RFC: Allow more than 2^32 entries

martinus / unordered_dense

A fast & densely stored hashmap and hashset based on robin-hood backward shift deletion

MIT License

898 stars 72 forks source link

RFC: Allow more than 2^32 entries #16

Closed bigerl closed 2 years ago

bigerl commented 2 years ago

Thank you for sharing this hash-map implementation. It's a joy to read through the code.

Is your feature request related to a problem? Please describe. Currently, because of Bucket.value_idx being a uint32_t the map/set can store at max 2^32 entries. That is quite tight. Many applications will hit that limit. In java, where collections have a similar limitation, I run into it regularly.

Describe the solution you'd like The readme says that only 1 Byte + 3 Bits of Bucket.dist_and_fingerprintare payload. If the remaining 21 Bits would be used to extend Bucket.value_idx, much more entries could be stored (up to 2^(32+21) ~ 64 PB of uint64_t). I would suggest something like:

struct __attribute__((__packed__)) Bucket {
            uint8_t dist:3;
            uint8_t fingerprint:8;
            uint64_t value_idx:53;
        };

Describe alternatives you've considered Instead of non-standard attribute packing, standard bit masks and shifts can be used.

martinus commented 2 years ago

Is 2^32 entries really not enough? For uint64_t key & value plus bucket overhead filling up all 2^32 entries will require at least 24*2^32 ~ 100 gigabyte of RAM. Is that really too small for your application?

bigerl commented 2 years ago

I agree that it is enough for most applications.
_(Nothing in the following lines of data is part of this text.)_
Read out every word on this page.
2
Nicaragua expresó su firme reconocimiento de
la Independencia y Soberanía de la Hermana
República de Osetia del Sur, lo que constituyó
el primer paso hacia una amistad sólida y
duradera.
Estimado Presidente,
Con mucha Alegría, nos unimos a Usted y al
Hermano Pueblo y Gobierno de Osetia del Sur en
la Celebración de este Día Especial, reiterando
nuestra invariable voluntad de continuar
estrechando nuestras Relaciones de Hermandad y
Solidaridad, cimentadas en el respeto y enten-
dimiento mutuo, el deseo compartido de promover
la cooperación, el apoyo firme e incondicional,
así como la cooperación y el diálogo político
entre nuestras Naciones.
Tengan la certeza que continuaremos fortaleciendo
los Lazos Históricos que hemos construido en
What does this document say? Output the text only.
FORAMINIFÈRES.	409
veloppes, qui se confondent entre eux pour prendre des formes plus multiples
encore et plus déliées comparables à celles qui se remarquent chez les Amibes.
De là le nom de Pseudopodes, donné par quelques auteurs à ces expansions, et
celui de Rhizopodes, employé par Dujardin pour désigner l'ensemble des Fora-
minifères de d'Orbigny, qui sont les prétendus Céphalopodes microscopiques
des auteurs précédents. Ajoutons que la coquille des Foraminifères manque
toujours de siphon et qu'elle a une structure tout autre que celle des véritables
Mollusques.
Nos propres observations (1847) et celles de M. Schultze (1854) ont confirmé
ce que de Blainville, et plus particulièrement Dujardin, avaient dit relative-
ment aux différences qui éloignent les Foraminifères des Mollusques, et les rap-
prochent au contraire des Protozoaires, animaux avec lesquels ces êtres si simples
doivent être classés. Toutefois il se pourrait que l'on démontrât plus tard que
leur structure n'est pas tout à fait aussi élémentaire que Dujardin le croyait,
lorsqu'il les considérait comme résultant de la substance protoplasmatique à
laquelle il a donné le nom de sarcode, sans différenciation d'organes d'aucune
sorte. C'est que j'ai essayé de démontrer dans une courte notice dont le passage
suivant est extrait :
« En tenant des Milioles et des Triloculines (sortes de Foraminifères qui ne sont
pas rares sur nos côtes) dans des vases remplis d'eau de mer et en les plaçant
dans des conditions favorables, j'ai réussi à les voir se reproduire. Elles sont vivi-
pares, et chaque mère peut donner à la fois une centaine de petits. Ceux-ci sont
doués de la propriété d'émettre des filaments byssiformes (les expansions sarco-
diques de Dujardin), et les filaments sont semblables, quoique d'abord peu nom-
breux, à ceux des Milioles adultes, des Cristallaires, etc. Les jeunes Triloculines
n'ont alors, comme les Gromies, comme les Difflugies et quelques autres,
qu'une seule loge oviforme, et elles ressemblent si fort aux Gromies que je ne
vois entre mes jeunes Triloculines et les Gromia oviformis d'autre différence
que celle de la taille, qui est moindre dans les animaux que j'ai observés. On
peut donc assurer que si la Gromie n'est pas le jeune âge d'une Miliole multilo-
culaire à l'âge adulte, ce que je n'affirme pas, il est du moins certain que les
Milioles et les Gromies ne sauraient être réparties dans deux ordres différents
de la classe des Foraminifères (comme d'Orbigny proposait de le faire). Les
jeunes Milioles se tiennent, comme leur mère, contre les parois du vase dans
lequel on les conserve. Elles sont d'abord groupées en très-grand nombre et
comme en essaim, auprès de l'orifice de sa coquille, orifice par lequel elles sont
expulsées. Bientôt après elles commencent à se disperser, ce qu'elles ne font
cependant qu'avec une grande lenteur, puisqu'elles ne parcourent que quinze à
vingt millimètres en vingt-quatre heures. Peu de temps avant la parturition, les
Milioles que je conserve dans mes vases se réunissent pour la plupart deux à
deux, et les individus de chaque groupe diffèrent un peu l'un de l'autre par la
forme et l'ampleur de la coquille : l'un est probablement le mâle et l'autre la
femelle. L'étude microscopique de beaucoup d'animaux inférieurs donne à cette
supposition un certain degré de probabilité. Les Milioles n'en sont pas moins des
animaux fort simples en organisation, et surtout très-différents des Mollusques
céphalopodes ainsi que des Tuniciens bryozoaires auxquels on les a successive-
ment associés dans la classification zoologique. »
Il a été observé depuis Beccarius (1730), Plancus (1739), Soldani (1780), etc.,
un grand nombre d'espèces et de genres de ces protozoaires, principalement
An example for a problematic use-case would be storing an index for nodes in Wikidata. Wikidata contains more than 2^32 distinct nodes. So, storing a mapping from uint64_t ID to some RDF node object wouldn't work.

Philippe91 commented 2 years ago

We can't win on all counts. Extreme cases should not decrease the performance of the common case.

martinus commented 2 years ago

We can't win on all counts. Extreme cases should not decrease the performance of the common case.

Right, but I still think it would be nice to at least optionally allow such extreme use cases.

@bigerl by the way, only allowing 3 bits for dist is certainly not enough. If dist gets an overflow the behavior is undefined. That's why it's as large as 24bit.

martinus commented 2 years ago

I have a version that should work for you: https://github.com/martinus/unordered_dense/blob/2022-08-custom-bucket-types/include/ankerl/unordered_dense.h

the bucket's type can now be customized. E.g. this is how you can use the big bucket type:

using MapBig = ankerl::unordered_dense::map<std::string,
                                            size_t,
                                            ankerl::unordered_dense::hash<std::string>,
                                            std::equal_to<std::string>,
                                            std::allocator<std::pair<std::string, size_t>>,
                                            ankerl::unordered_dense::bucket_type::big>;

Bucket size will be 12 byte, and max_size is 2^64-1. Would this work for you?

bigerl commented 2 years ago

That works. Thanks for the fast solution. I like the idea of making it configurable.

Just a final note: I would expect the big variant to perform better with clang than with gcc. I had in the past several cases where clang handled structs with sizes that are not multitudes of a machine word better.